THE ROAD: A bicyclist on the road often feels that they are under assault by passing vehicles. Particularly in cities where bicyclists seem rare, motor vehicles aggressively dominate the road, discouraging potential bicyclists from joining in.

THE CONTRAIL: Contrail is a small bright bike accessory that allows bicyclists to color in their own space on the road. It’s like playing with sidewalk chalk, but faster.

THE WORKS: Contrail holds 200 grams of chalk, enough for about 20 miles (32km) of riding. It functions much like a carpenter’s chalk line: A small amount of powdered chalk is filtered through a brush inside the device and picked up on a felt wheel. The felt wheel transfers this chalk onto the rear tire leaving a fine layer. As chalk builds up, the tire leaves a faint line of color on the roadbed. This is you contrail. It is a colorful and ephemeral representation of your path.
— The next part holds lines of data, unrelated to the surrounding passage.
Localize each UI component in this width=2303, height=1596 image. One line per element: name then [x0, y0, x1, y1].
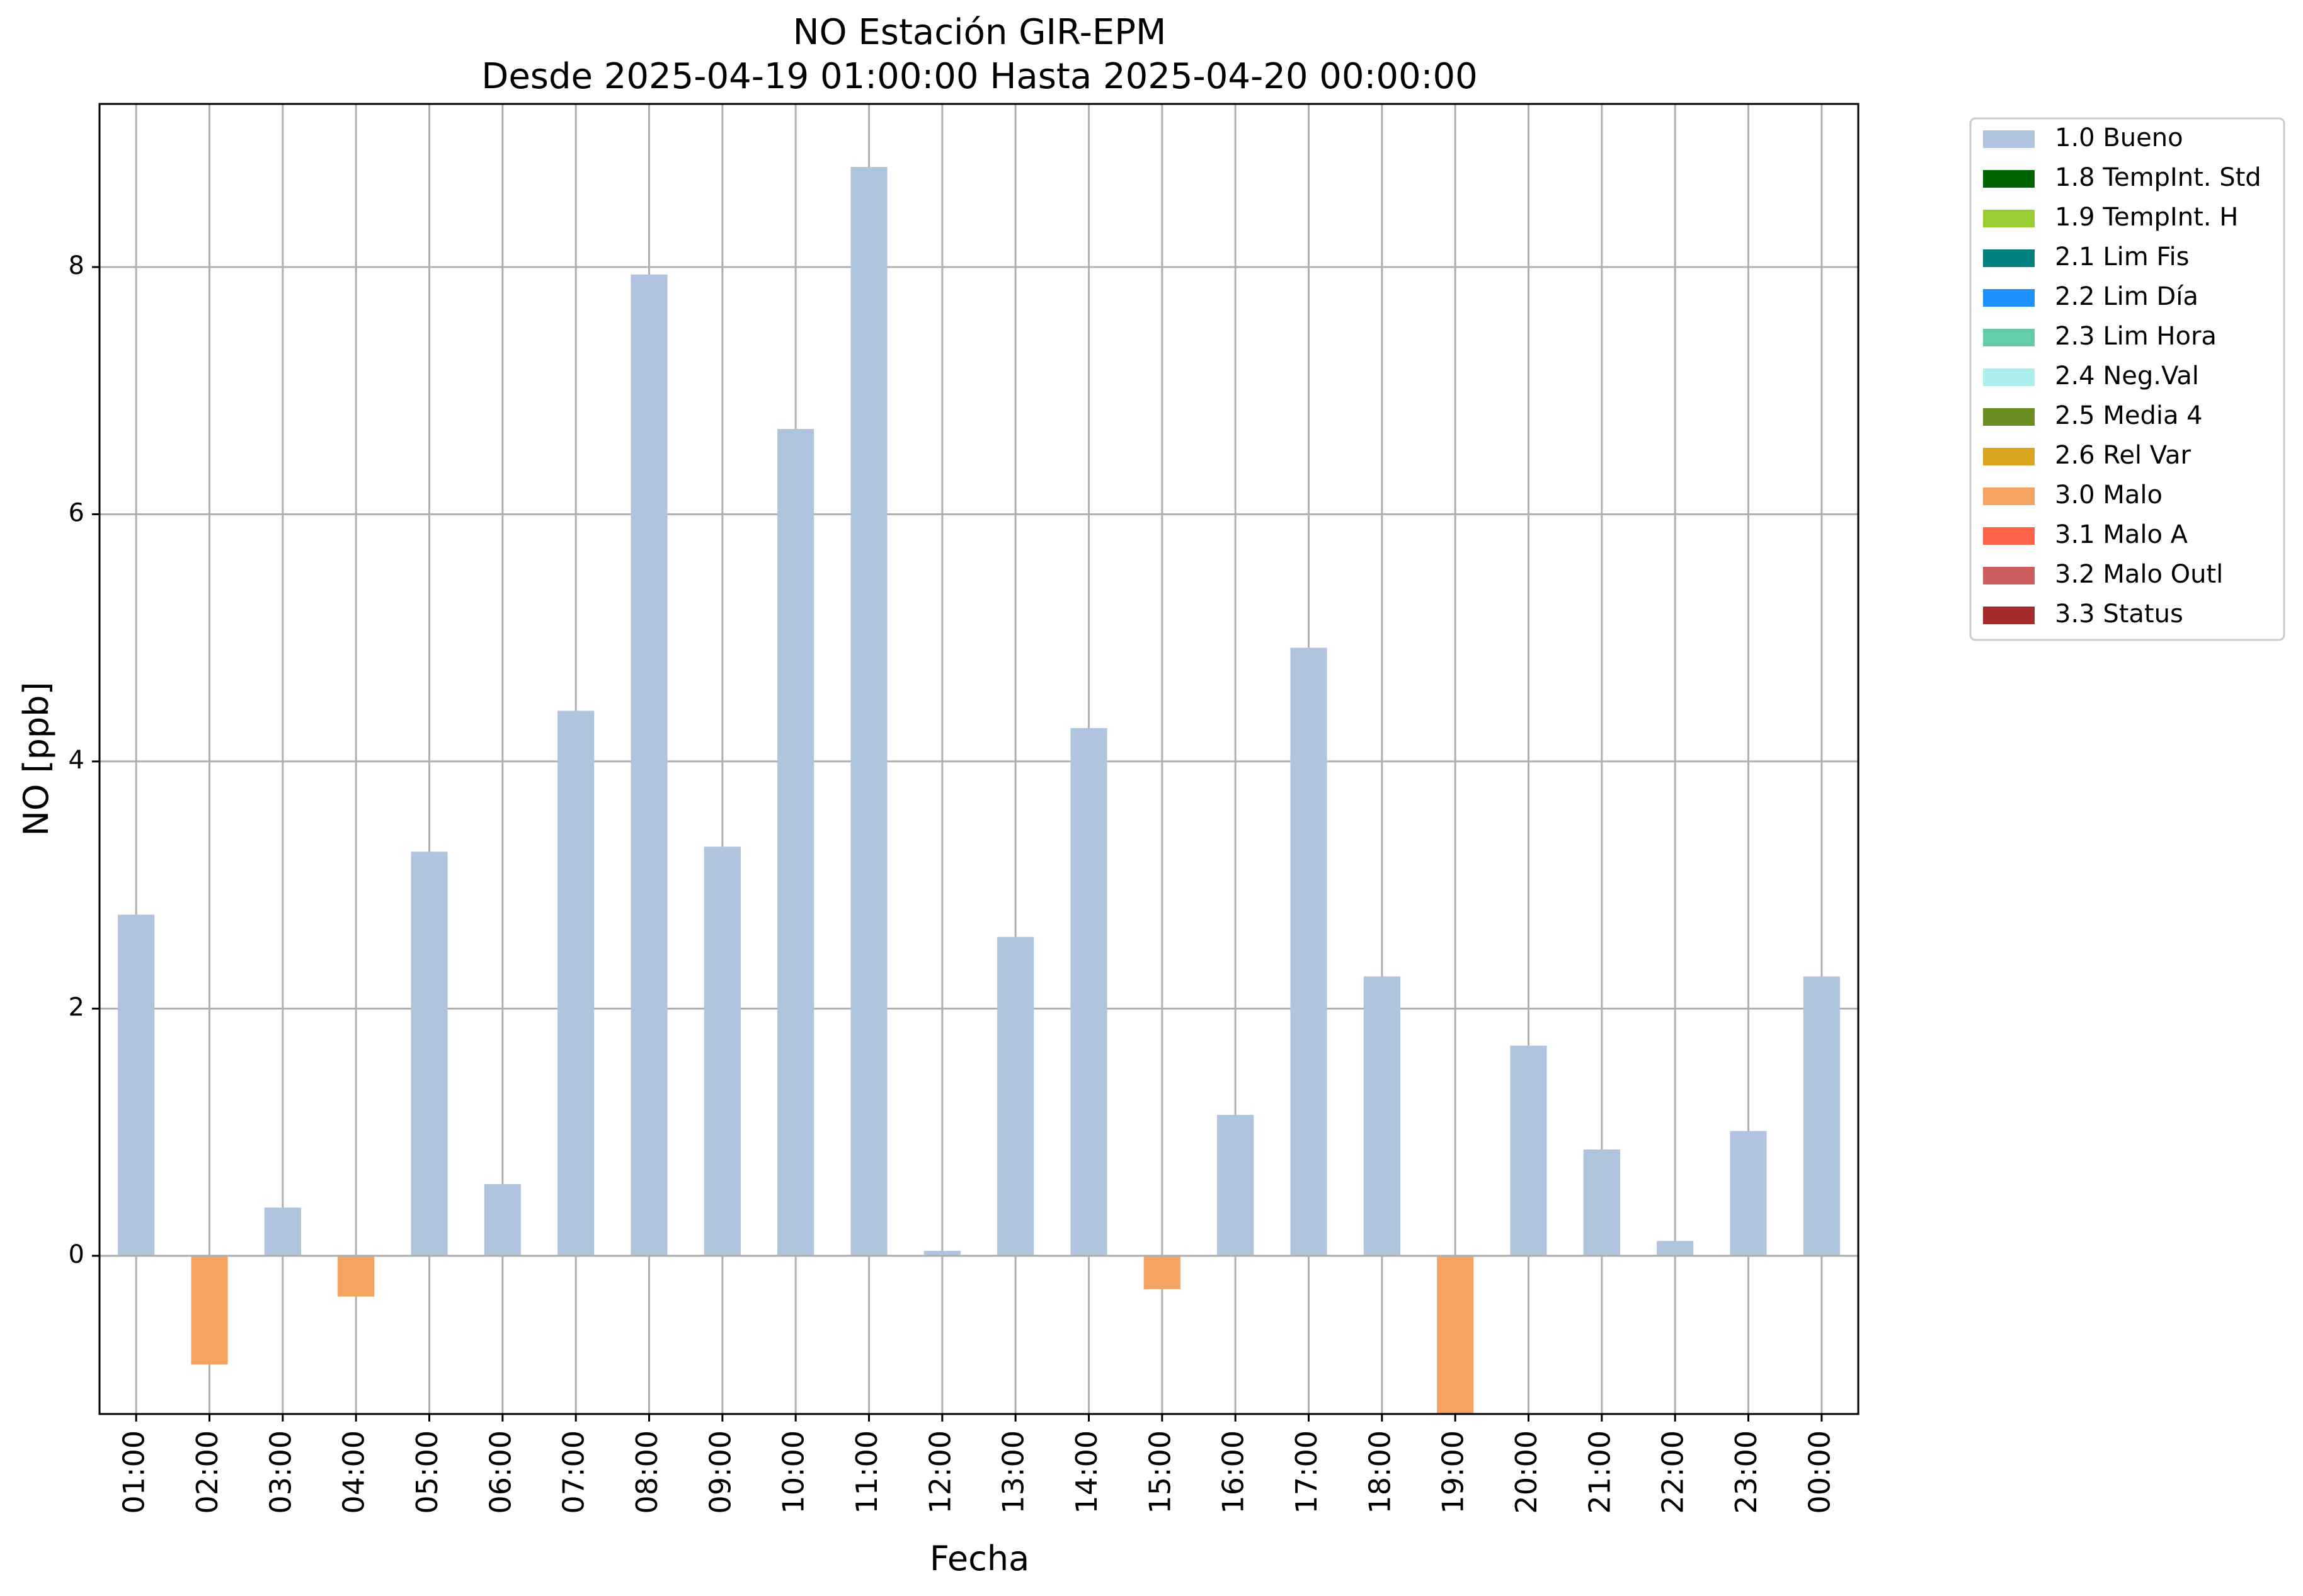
- bar: [777, 429, 814, 1256]
- legend-swatch: [1983, 130, 2035, 148]
- bars: [118, 167, 1840, 1414]
- x-tick-label: 18:00: [1363, 1430, 1397, 1514]
- chart-subtitle: Desde 2025-04-19 01:00:00 Hasta 2025-04-…: [481, 56, 1478, 97]
- legend-swatch: [1983, 487, 2035, 505]
- legend-swatch: [1983, 210, 2035, 227]
- bar: [1510, 1046, 1547, 1256]
- legend-swatch: [1983, 289, 2035, 307]
- x-tick-label: 22:00: [1656, 1430, 1690, 1514]
- legend-label: 2.2 Lim Día: [2055, 282, 2198, 311]
- y-tick-label: 2: [69, 993, 84, 1022]
- legend-label: 2.6 Rel Var: [2055, 441, 2192, 470]
- bar: [1583, 1149, 1620, 1256]
- x-tick-label: 13:00: [997, 1430, 1031, 1514]
- y-tick-label: 8: [69, 251, 84, 280]
- legend-frame: [1969, 117, 2285, 641]
- bar: [191, 1255, 228, 1365]
- bar: [1290, 647, 1327, 1256]
- x-tick-label: 23:00: [1729, 1430, 1763, 1514]
- bar: [1657, 1241, 1694, 1256]
- x-tick-label: 05:00: [410, 1430, 444, 1514]
- bar: [557, 710, 595, 1256]
- bar: [1070, 727, 1107, 1256]
- plot-frame: [98, 103, 1860, 1415]
- legend-label: 1.9 TempInt. H: [2055, 203, 2238, 232]
- legend-label: 2.1 Lim Fis: [2055, 242, 2189, 271]
- bar: [850, 167, 888, 1256]
- x-axis-ticks: 01:00 02:00 03:00 04:00 05:00 06:00 07:00 08:00…: [117, 1414, 1836, 1514]
- y-tick-label: 0: [69, 1240, 84, 1269]
- x-tick-label: 20:00: [1509, 1430, 1543, 1514]
- x-tick-label: 12:00: [923, 1430, 957, 1514]
- chart-title: NO Estación GIR-EPM: [793, 12, 1167, 53]
- bar: [1363, 976, 1400, 1256]
- x-tick-label: 17:00: [1289, 1430, 1323, 1514]
- legend-swatch: [1983, 170, 2035, 188]
- bar: [1143, 1255, 1180, 1289]
- y-axis-ticks: 0 2 4 6 8: [69, 251, 100, 1269]
- bar: [484, 1184, 521, 1256]
- x-tick-label: 21:00: [1582, 1430, 1616, 1514]
- x-tick-label: 08:00: [630, 1430, 664, 1514]
- legend-label: 3.3 Status: [2055, 600, 2183, 629]
- bar: [338, 1255, 375, 1297]
- legend-label: 2.4 Neg.Val: [2055, 362, 2199, 390]
- y-tick-label: 4: [69, 746, 84, 775]
- x-tick-label: 19:00: [1436, 1430, 1470, 1514]
- legend-swatch: [1983, 527, 2035, 545]
- bar: [1217, 1115, 1254, 1256]
- x-tick-label: 10:00: [777, 1430, 811, 1514]
- bar: [631, 274, 668, 1256]
- x-tick-label: 07:00: [557, 1430, 591, 1514]
- x-tick-label: 09:00: [703, 1430, 737, 1514]
- legend-swatch: [1983, 607, 2035, 624]
- legend-label: 2.5 Media 4: [2055, 401, 2203, 430]
- legend-swatch: [1983, 368, 2035, 386]
- bar: [923, 1250, 961, 1256]
- bar: [1730, 1131, 1767, 1256]
- x-tick-label: 15:00: [1143, 1430, 1177, 1514]
- bar: [411, 852, 448, 1256]
- legend-label: 1.8 TempInt. Std: [2055, 163, 2261, 192]
- legend-swatch: [1983, 567, 2035, 584]
- bar: [1803, 976, 1840, 1256]
- legend: 1.0 Bueno 1.8 TempInt. Std 1.9 TempInt. H 2…: [1969, 117, 2285, 641]
- bar: [1437, 1255, 1474, 1414]
- legend-label: 1.0 Bueno: [2055, 123, 2183, 152]
- bar: [264, 1207, 301, 1256]
- x-axis-label: Fecha: [930, 1539, 1029, 1578]
- y-axis-label: NO [ppb]: [16, 681, 56, 836]
- x-tick-label: 03:00: [263, 1430, 297, 1514]
- bar: [997, 937, 1034, 1256]
- x-tick-label: 04:00: [337, 1430, 371, 1514]
- x-tick-label: 16:00: [1216, 1430, 1250, 1514]
- bar: [704, 846, 741, 1256]
- x-tick-label: 14:00: [1070, 1430, 1104, 1514]
- x-tick-label: 06:00: [483, 1430, 517, 1514]
- legend-swatch: [1983, 448, 2035, 465]
- legend-label: 3.2 Malo Outl: [2055, 560, 2223, 589]
- x-tick-label: 01:00: [117, 1430, 151, 1514]
- x-tick-label: 11:00: [850, 1430, 884, 1514]
- legend-swatch: [1983, 408, 2035, 426]
- x-tick-label: 00:00: [1802, 1430, 1836, 1514]
- legend-swatch: [1983, 329, 2035, 346]
- x-tick-label: 02:00: [190, 1430, 224, 1514]
- legend-label: 3.1 Malo A: [2055, 520, 2188, 549]
- legend-swatch: [1983, 249, 2035, 267]
- bar: [118, 915, 155, 1256]
- legend-label: 3.0 Malo: [2055, 481, 2163, 510]
- y-tick-label: 6: [69, 498, 84, 527]
- legend-label: 2.3 Lim Hora: [2055, 322, 2217, 351]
JOIN IN: Making your mark is easy. (1) The device snaps onto the rear seat tube just below the seatstays with the felt wheel resting lightly on the rear tire. A custom molded rubber band holds Contrail in place. Rubber shims may be used to insure a tight fit. (2) Once you begin to ride, you’ve already started to contribute to the strength of the community and the safety of your fellow riders. Your path becomes evident and lets others know where you’ve been. (3) The more riders present, the brighter the community’s paths become. Motor vehicles become more aware of our presence and potential riders find themselves encouraged to join in.

NOTES: The housing is made from durable recycled HDPE and the felt wheel from recycled cotton. We chose chalk because it is eco-sensitive, non-toxic and temporary. Like a jet’s contrail, the lines on the road will fade with time and rain. Chalk powder refills are already available in red, white, blue and green at hardware stores world-wide. Or they could be purchased in a full rainbow of colors online.